Мысль, что другая женщина распоряжается моими трусами, ввергала ее в неистовство: она несла невообразимый бред про Катьку, про меня, про всю нашу — нет, только Катькину — родню, — каждый обретал устойчивую кличку: “пьяница”, “балбес”, “потаскуха” — никто из знавших Юлину милую благовоспитанность отродясь бы не поверил, что ее губки способны выговорить этакое. Меня могла взбесить только неправда — вернее, отказ ее аргументировать, — она и меня доводила до исступления: я даже дважды бил ей морду, притом один раз в общественном месте. В тамбуре электрички — поехали развлекаться, — когда она с раскаленным лицом попыталась выйти на промежуточной платформе, я, чудом удержавшись от полновесного удара кулаком, закатил ей такую пощечину, что она треснулась об пол и не сразу сумела подняться.
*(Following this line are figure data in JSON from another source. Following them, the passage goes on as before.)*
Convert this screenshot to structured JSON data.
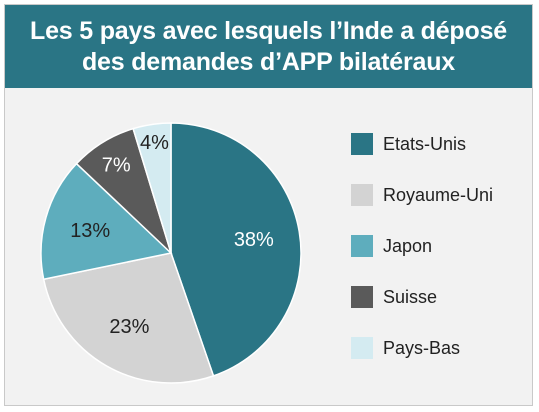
{
  "header": {
    "title_line1": "Les 5 pays avec lesquels l’Inde a déposé",
    "title_line2": "des demandes d’APP bilatéraux"
  },
  "chart_data": {
    "type": "pie",
    "title": "Les 5 pays avec lesquels l’Inde a déposé des demandes d’APP bilatéraux",
    "legend_position": "right",
    "slices": [
      {
        "label": "Etats-Unis",
        "value": 38,
        "display": "38%",
        "color": "#2a7585",
        "text_color": "#ffffff"
      },
      {
        "label": "Royaume-Uni",
        "value": 23,
        "display": "23%",
        "color": "#d3d3d3",
        "text_color": "#222222"
      },
      {
        "label": "Japon",
        "value": 13,
        "display": "13%",
        "color": "#5eadbd",
        "text_color": "#222222"
      },
      {
        "label": "Suisse",
        "value": 7,
        "display": "7%",
        "color": "#5a5a5a",
        "text_color": "#ffffff"
      },
      {
        "label": "Pays-Bas",
        "value": 4,
        "display": "4%",
        "color": "#d4ebf1",
        "text_color": "#222222"
      }
    ]
  }
}
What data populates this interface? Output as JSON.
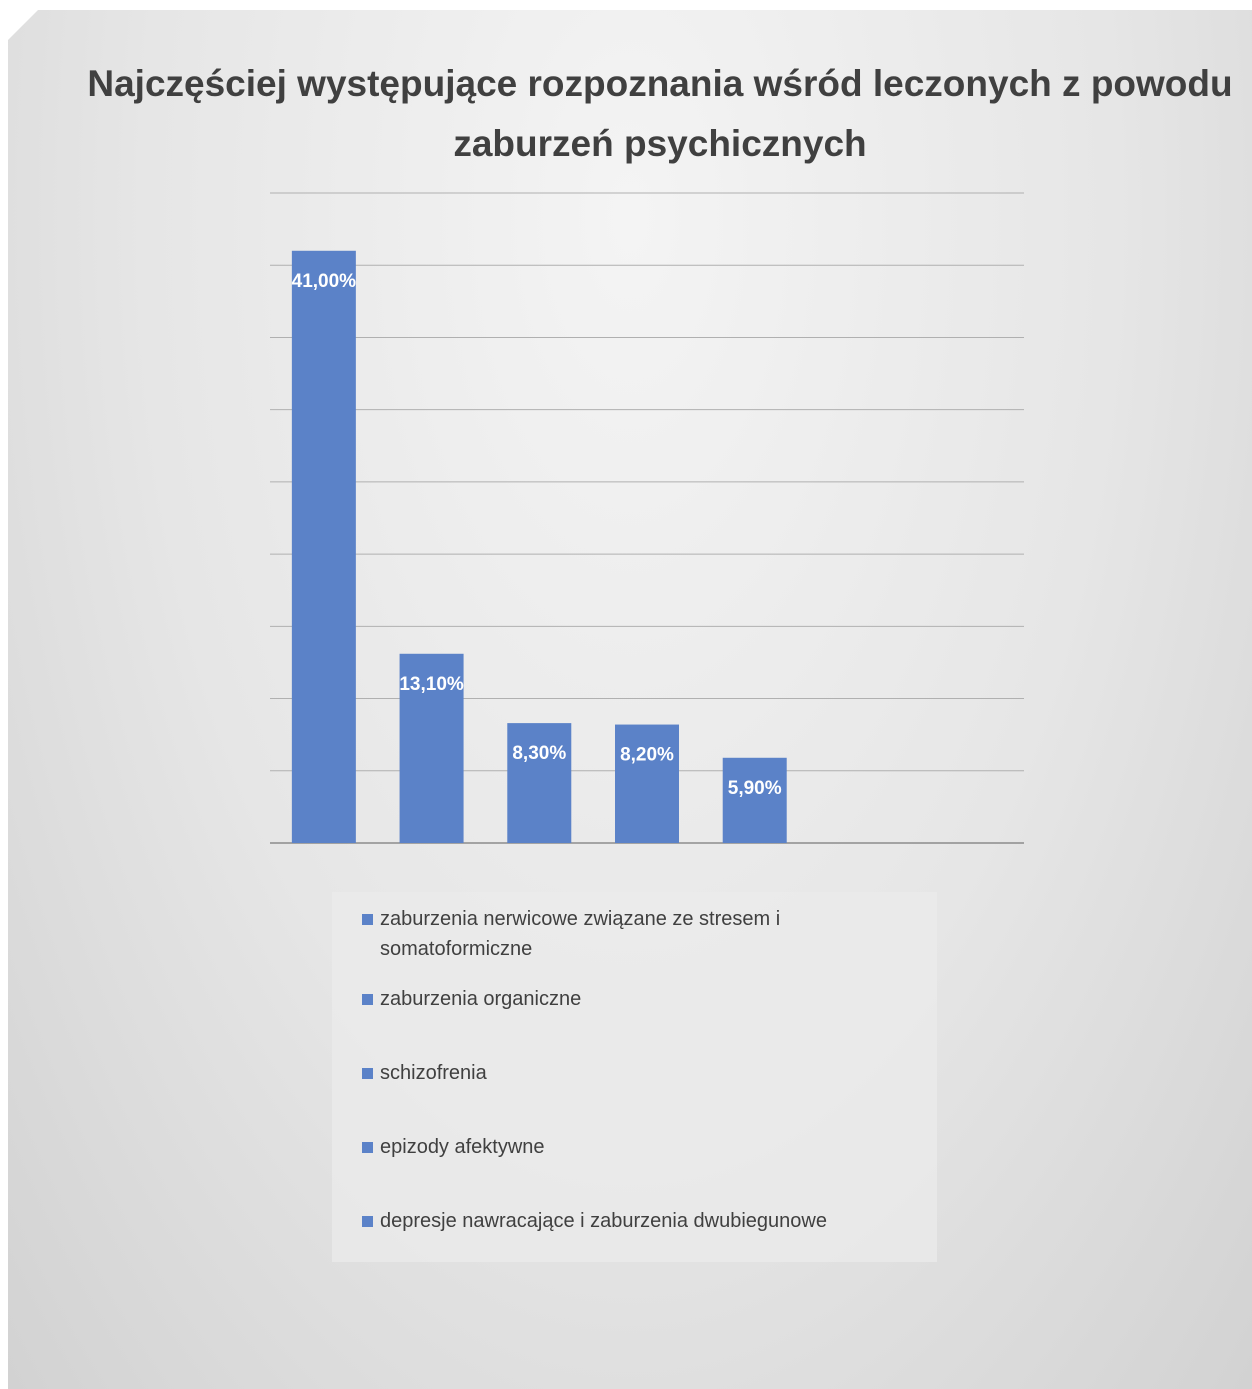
{
  "chart_data": {
    "type": "bar",
    "title": "Najczęściej występujące rozpoznania wśród leczonych z powodu zaburzeń psychicznych",
    "categories": [
      "zaburzenia nerwicowe związane ze stresem i somatoformiczne",
      "zaburzenia organiczne",
      "schizofrenia",
      "epizody afektywne",
      "depresje nawracające i zaburzenia dwubiegunowe"
    ],
    "values": [
      41.0,
      13.1,
      8.3,
      8.2,
      5.9
    ],
    "data_labels": [
      "41,00%",
      "13,10%",
      "8,30%",
      "8,20%",
      "5,90%"
    ],
    "ylim": [
      0,
      45
    ],
    "grid": true,
    "legend_position": "bottom",
    "colors": {
      "bar": "#5b82c8",
      "grid": "#b0b0b0",
      "label": "#ffffff"
    }
  }
}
Отправил в нокдаун...
Прожив два дня в мертвенной готовности к чему угодно, я едва не осел на пол, услышав в трубке ее заигрывающий лисий голосок: “Ты еще живой?” Мы обнялись, словно после долгой возвышенной разлуки. Второй раз я подвесил ей слева в ледяной обдуманности: если слова — высшая святыня — для нее ничего не значат, пускай тогда или терпит, или порывает со мной, раз уж я сам не могу соскочить с этой иглы. “Ах ты!..” Она задохнулась и попыталась что-то... не то хватать меня, не то царапать, но я, понимая, что наказание не должно перерасти в равноправную драку, добавил ей справа почти уже от души — у нее ноги слегка взлетели, прежде чем она шлепнулась на бок.
— Убирайся! — Она швырнула мне мои штаны.
Застегиваясь в прихожей, я увидел в зеркале свое лицо — совершенно белое и каменно спокойное. Появилась она, брезгливо, кончиками пальцев неся кулачки моих носков, надменно обронила их к моим ногам и, разрыдавшись, бросилась мне на шею. И я — увы мне — принялся умолять ее, когда ей хочется причинить мне боль, без затей вонзить вилку мне в ляжку или куда ей вздумается, но только не использовать для этогослова.